Luckily, efforts to put manufacturers on the right track are underway. In the United States, Alibaba.com — the global B2B eCommerce marketplace of Alibaba Group — developed a program to help small and mid-sized US manufacturers accelerate their digital selling and marketing strategies. The Digitization Sprint program is free to use for qualified manufacturers and it provides them with the necessary resources for launching or expanding new B2B sales channels.
Although other quick-start solutions exist to help you launch a B2B marketplace, you should keep in mind a few key recommendations that will help you build a strong presence:
- Ensure your buyers have an exquisite digital buying experience. Titans like Amazon and Alibaba have already set the tone, so it’s important that you also make the buying experience seamless, cost-effective, fast, and secure.
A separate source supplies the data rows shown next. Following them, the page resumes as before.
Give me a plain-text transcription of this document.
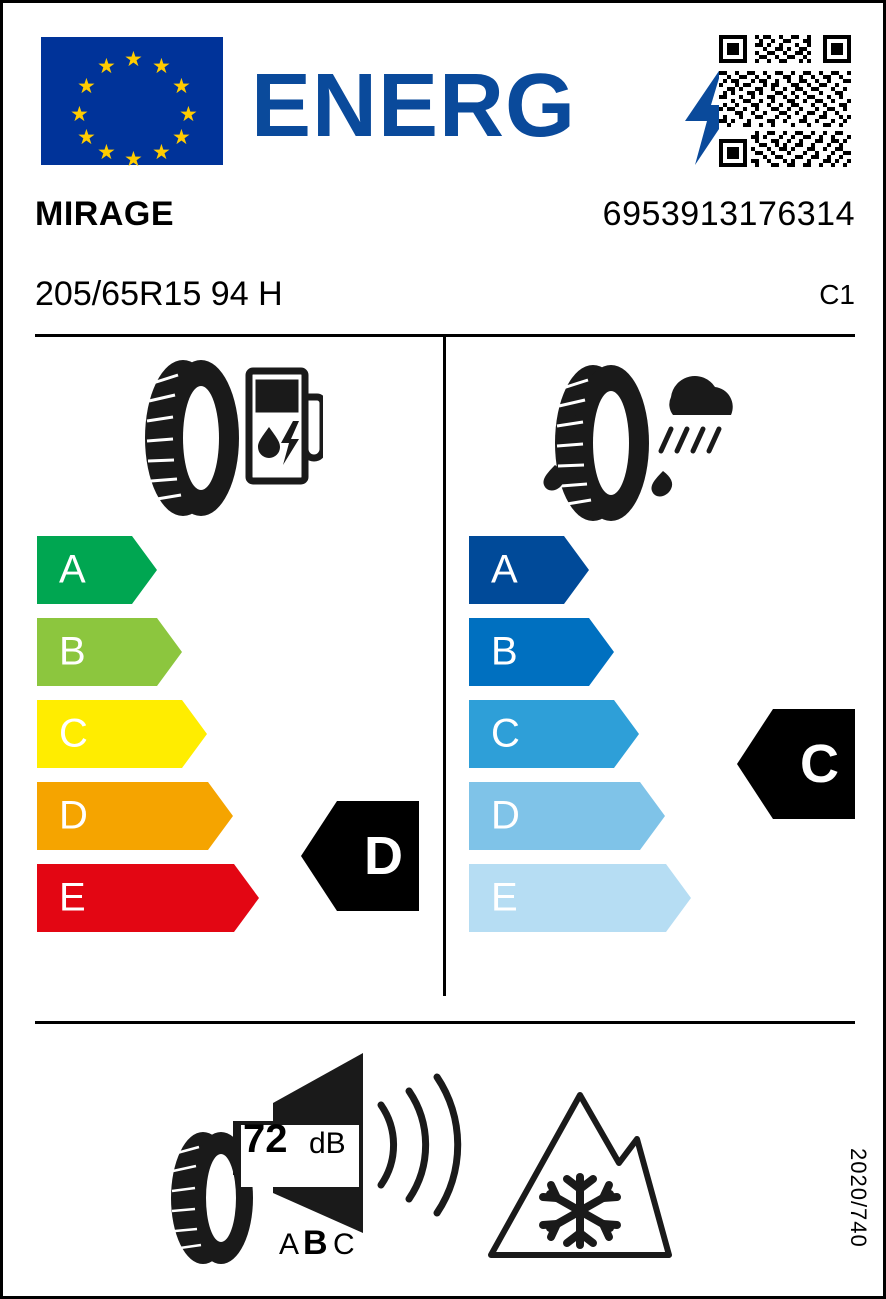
★ ★
★
★
★
★
★
★
★
★
★
★ ENERG
MIRAGE	6953913176314
205/65R15 94 H	C1
A
B
C
D
E
D
A
B
C
D
E
C
72 dB
A B C	2020/740
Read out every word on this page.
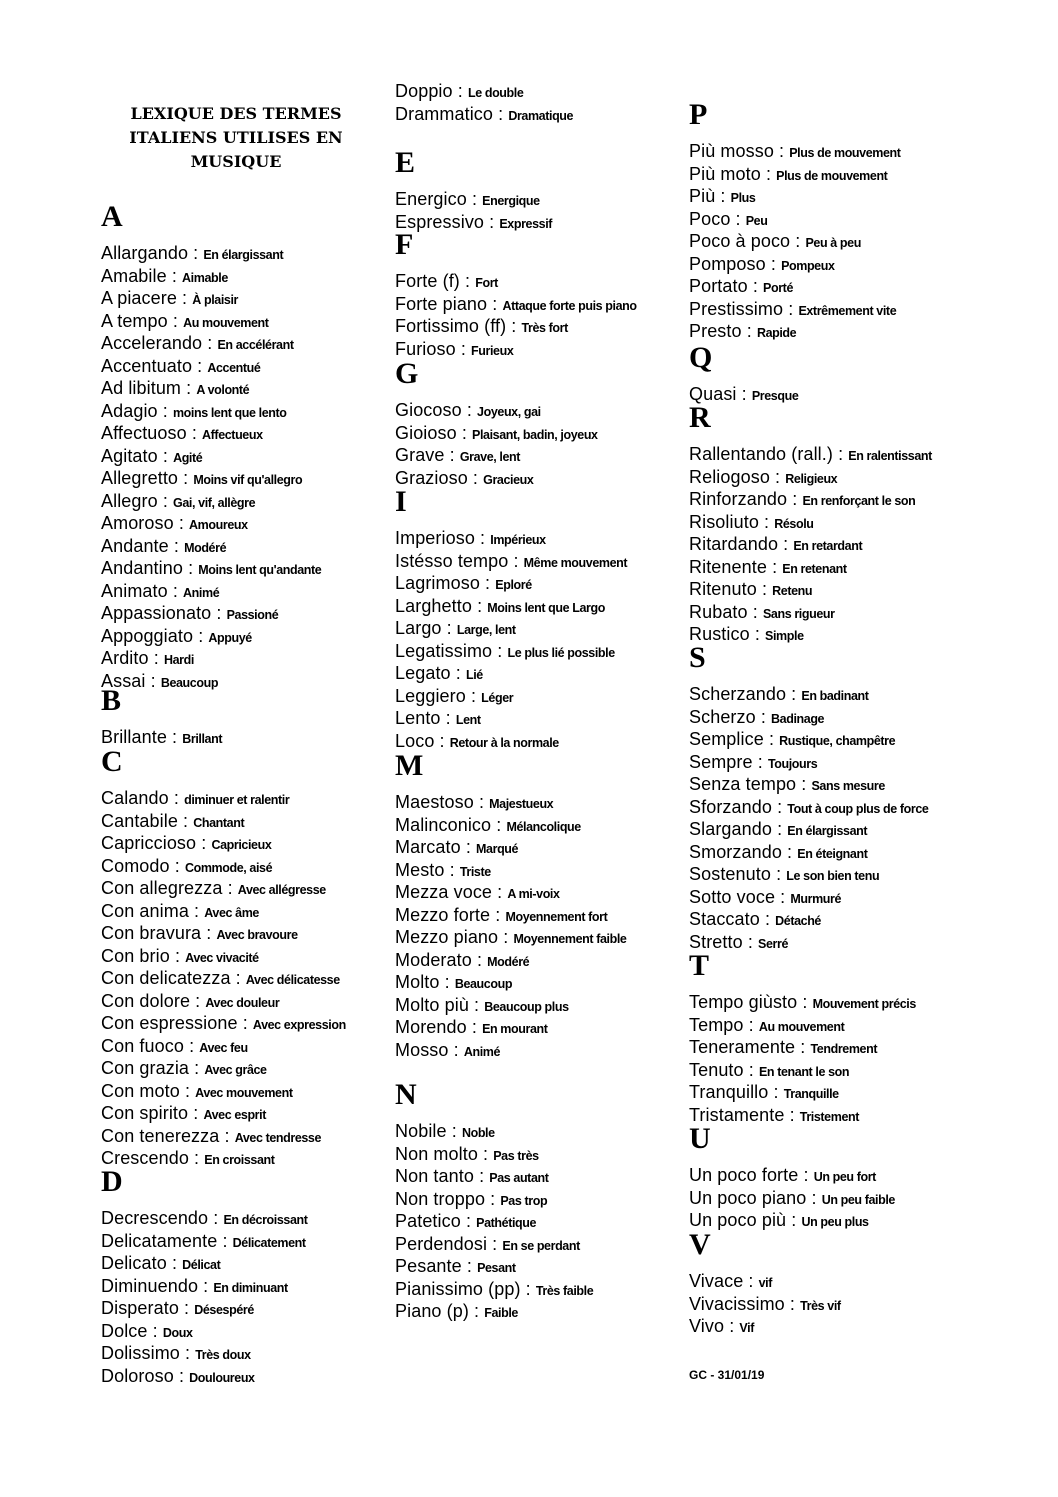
LEXIQUE DES TERMES
ITALIENS UTILISES EN
MUSIQUE
A
Allargando : En élargissant
Amabile : Aimable
A piacere : À plaisir
A tempo : Au mouvement
Accelerando : En accélérant
Accentuato : Accentué
Ad libitum : A volonté
Adagio : moins lent que lento
Affectuoso : Affectueux
Agitato : Agité
Allegretto : Moins vif qu'allegro
Allegro : Gai, vif, allègre
Amoroso : Amoureux
Andante : Modéré
Andantino : Moins lent qu'andante
Animato : Animé
Appassionato : Passioné
Appoggiato : Appuyé
Ardito : Hardi
Assai : Beaucoup
B
Brillante : Brillant
C
Calando : diminuer et ralentir
Cantabile : Chantant
Capriccioso : Capricieux
Comodo : Commode, aisé
Con allegrezza : Avec allégresse
Con anima : Avec âme
Con bravura : Avec bravoure
Con brio : Avec vivacité
Con delicatezza : Avec délicatesse
Con dolore : Avec douleur
Con espressione : Avec expression
Con fuoco : Avec feu
Con grazia : Avec grâce
Con moto : Avec mouvement
Con spirito : Avec esprit
Con tenerezza : Avec tendresse
Crescendo : En croissant
D
Decrescendo : En décroissant
Delicatamente : Délicatement
Delicato : Délicat
Diminuendo : En diminuant
Disperato : Désespéré
Dolce : Doux
Dolissimo : Très doux
Doloroso : Douloureux
Doppio : Le double
Drammatico : Dramatique
E
Energico : Energique
Espressivo : Expressif
F
Forte (f) : Fort
Forte piano : Attaque forte puis piano
Fortissimo (ff) : Très fort
Furioso : Furieux
G
Giocoso : Joyeux, gai
Gioioso : Plaisant, badin, joyeux
Grave : Grave, lent
Grazioso : Gracieux
I
Imperioso : Impérieux
Istésso tempo : Même mouvement
Lagrimoso : Eploré
Larghetto : Moins lent que Largo
Largo : Large, lent
Legatissimo : Le plus lié possible
Legato : Lié
Leggiero : Léger
Lento : Lent
Loco : Retour à la normale
M
Maestoso : Majestueux
Malinconico : Mélancolique
Marcato : Marqué
Mesto : Triste
Mezza voce : A mi-voix
Mezzo forte : Moyennement fort
Mezzo piano : Moyennement faible
Moderato : Modéré
Molto : Beaucoup
Molto più : Beaucoup plus
Morendo : En mourant
Mosso : Animé
N
Nobile : Noble
Non molto : Pas très
Non tanto : Pas autant
Non troppo : Pas trop
Patetico : Pathétique
Perdendosi : En se perdant
Pesante : Pesant
Pianissimo (pp) : Très faible
Piano (p) : Faible
P
Più mosso : Plus de mouvement
Più moto : Plus de mouvement
Più : Plus
Poco : Peu
Poco à poco : Peu à peu
Pomposo : Pompeux
Portato : Porté
Prestissimo : Extrêmement vite
Presto : Rapide
Q
Quasi : Presque
R
Rallentando (rall.) : En ralentissant
Reliogoso : Religieux
Rinforzando : En renforçant le son
Risoliuto : Résolu
Ritardando : En retardant
Ritenente : En retenant
Ritenuto : Retenu
Rubato : Sans rigueur
Rustico : Simple
S
Scherzando : En badinant
Scherzo : Badinage
Semplice : Rustique, champêtre
Sempre : Toujours
Senza tempo : Sans mesure
Sforzando : Tout à coup plus de force
Slargando : En élargissant
Smorzando : En éteignant
Sostenuto : Le son bien tenu
Sotto voce : Murmuré
Staccato : Détaché
Stretto : Serré
T
Tempo giùsto : Mouvement précis
Tempo : Au mouvement
Teneramente : Tendrement
Tenuto : En tenant le son
Tranquillo : Tranquille
Tristamente : Tristement
U
Un poco forte : Un peu fort
Un poco piano : Un peu faible
Un poco più : Un peu plus
V
Vivace : vif
Vivacissimo : Très vif
Vivo : Vif
GC - 31/01/19
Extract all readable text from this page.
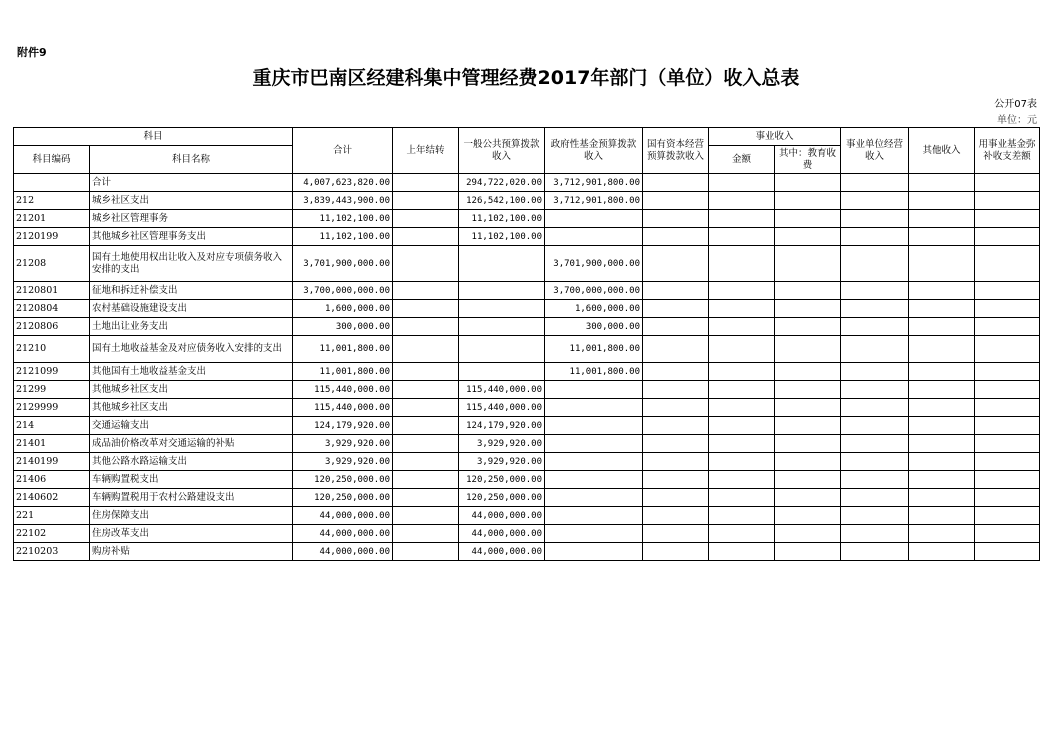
附件9
重庆市巴南区经建科集中管理经费2017年部门（单位）收入总表
公开07表
单位：元
科目		合计	上年结转	一般公共预算拨款收入	政府性基金预算拨款收入	国有资本经营预算拨款收入	事业收入		事业单位经营收入	其他收入	用事业基金弥补收支差额
科目编码	科目名称						金额	其中：教育收费			
	合计	4,007,623,820.00		294,722,020.00	3,712,901,800.00						
212	城乡社区支出	3,839,443,900.00		126,542,100.00	3,712,901,800.00						
21201	城乡社区管理事务	11,102,100.00		11,102,100.00							
2120199	其他城乡社区管理事务支出	11,102,100.00		11,102,100.00							
21208	国有土地使用权出让收入及对应专项债务收入安排的支出	3,701,900,000.00			3,701,900,000.00						
2120801	征地和拆迁补偿支出	3,700,000,000.00			3,700,000,000.00						
2120804	农村基础设施建设支出	1,600,000.00			1,600,000.00						
2120806	土地出让业务支出	300,000.00			300,000.00						
21210	国有土地收益基金及对应债务收入安排的支出	11,001,800.00			11,001,800.00						
2121099	其他国有土地收益基金支出	11,001,800.00			11,001,800.00						
21299	其他城乡社区支出	115,440,000.00		115,440,000.00							
2129999	其他城乡社区支出	115,440,000.00		115,440,000.00							
214	交通运输支出	124,179,920.00		124,179,920.00							
21401	成品油价格改革对交通运输的补贴	3,929,920.00		3,929,920.00							
2140199	其他公路水路运输支出	3,929,920.00		3,929,920.00							
21406	车辆购置税支出	120,250,000.00		120,250,000.00							
2140602	车辆购置税用于农村公路建设支出	120,250,000.00		120,250,000.00							
221	住房保障支出	44,000,000.00		44,000,000.00							
22102	住房改革支出	44,000,000.00		44,000,000.00							
2210203	购房补贴	44,000,000.00		44,000,000.00							
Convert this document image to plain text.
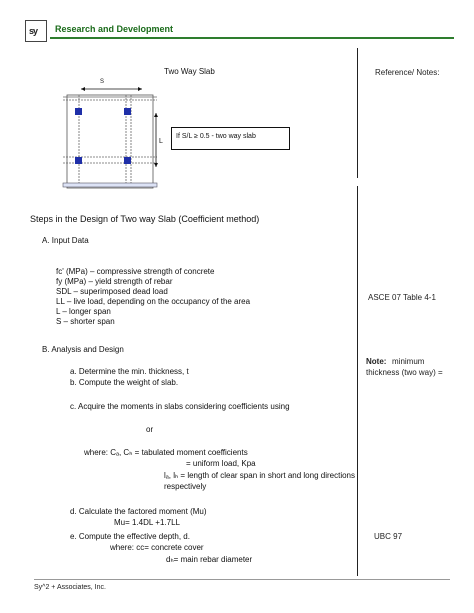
sy Research and Development
Two Way Slab
S
L
If S/L ≥ 0.5 - two way slab
Reference/ Notes:
ASCE 07 Table 4-1
Note: minimum
thickness (two way) =
UBC 97
Steps in the Design of Two way Slab (Coefficient method)
A. Input Data
fc' (MPa) – compressive strength of concrete
fy (MPa) – yield strength of rebar
SDL – superimposed dead load
LL – live load, depending on the occupancy of the area
L – longer span
S – shorter span
B. Analysis and Design
a. Determine the min. thickness, t
b. Compute the weight of slab.
c. Acquire the moments in slabs considering coefficients using
or
where: Cₐ, Cₕ = tabulated moment coefficients
= uniform load, Kpa
lₐ, lₕ = length of clear span in short and long directions
respectively
d. Calculate the factored moment (Mu)
Mu= 1.4DL +1.7LL
e. Compute the effective depth, d.
where: cc= concrete cover
dₕ= main rebar diameter
Sy^2 + Associates, Inc.
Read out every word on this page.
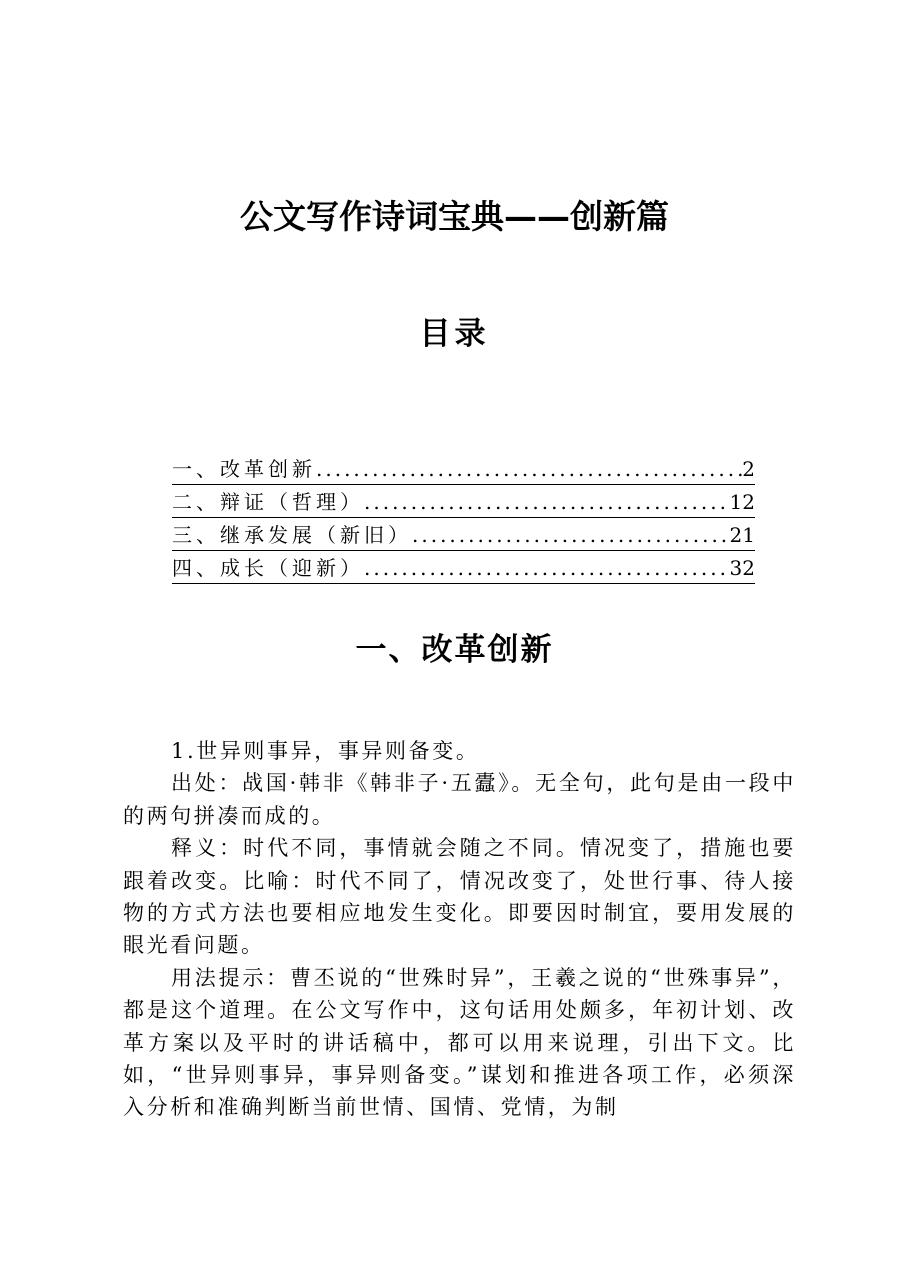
公文写作诗词宝典——创新篇
目录
一、改革创新 .....	2
二、辩证（哲理） .....	12
三、继承发展（新旧） .....	21
四、成长（迎新） .....	32
一、改革创新

1.世异则事异，事异则备变。

出处：战国·韩非《韩非子·五蠹》。无全句，此句是由一段中的两句拼凑而成的。

释义：时代不同，事情就会随之不同。情况变了，措施也要跟着改变。比喻：时代不同了，情况改变了，处世行事、待人接物的方式方法也要相应地发生变化。即要因时制宜，要用发展的眼光看问题。

用法提示：曹丕说的“世殊时异”，王羲之说的“世殊事异”，都是这个道理。在公文写作中，这句话用处颇多，年初计划、改革方案以及平时的讲话稿中，都可以用来说理，引出下文。比如，“世异则事异，事异则备变。”谋划和推进各项工作，必须深入分析和准确判断当前世情、国情、党情，为制
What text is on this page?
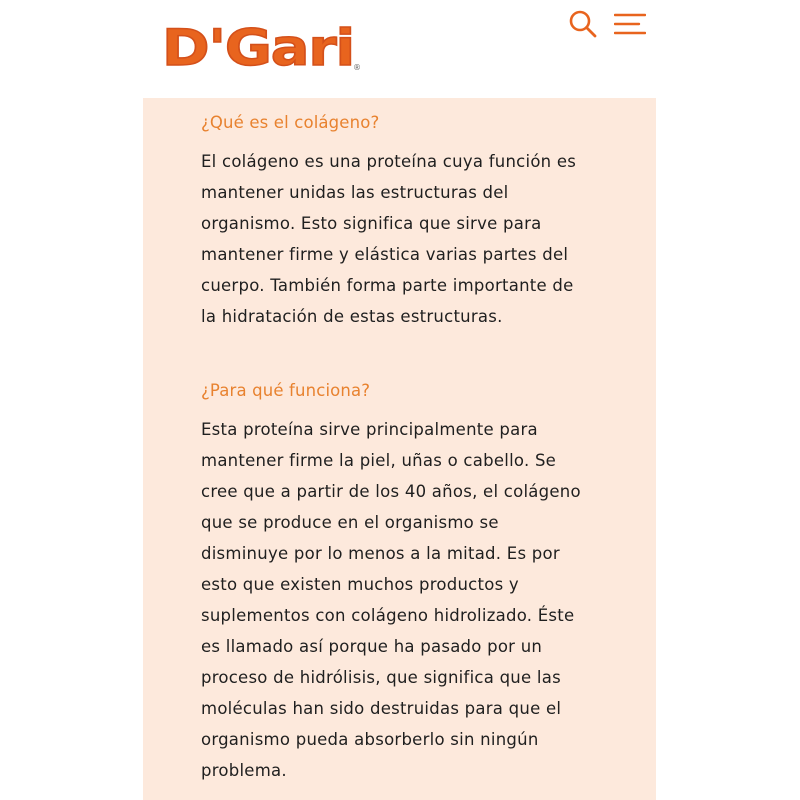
D'Gari ®
¿Qué es el colágeno?

El colágeno es una proteína cuya función es
mantener unidas las estructuras del
organismo. Esto significa que sirve para
mantener firme y elástica varias partes del
cuerpo. También forma parte importante de
la hidratación de estas estructuras.

¿Para qué funciona?

Esta proteína sirve principalmente para
mantener firme la piel, uñas o cabello. Se
cree que a partir de los 40 años, el colágeno
que se produce en el organismo se
disminuye por lo menos a la mitad. Es por
esto que existen muchos productos y
suplementos con colágeno hidrolizado. Éste
es llamado así porque ha pasado por un
proceso de hidrólisis, que significa que las
moléculas han sido destruidas para que el
organismo pueda absorberlo sin ningún
problema.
- Educate and support your buyers with meaningful content. Use different types of content formats, such as case studies, demos, or eBooks, to show how your products work and how your consumers can benefit from them.
- Track the right numbers. According to Nick Christensen, AppSumo’s Head of User Acquisition, you need to know how much it cost you to acquire a new customer and what is their real worth to you.
Use these recommendations and other available research and support programs to migrate to B2B eCommerce effectively. It may seem reckless, but it’s a low-risk venture and there’s a lot to look forward to.
And, if you think about it, one of the most interesting aspects of B2B marketplaces is that they make B2B purchasing more natural, organic, and human. Isn’t that an appropriate twist considering the pandemic has caused humans to isolate and businesses to move to an almost exclusively digital environment?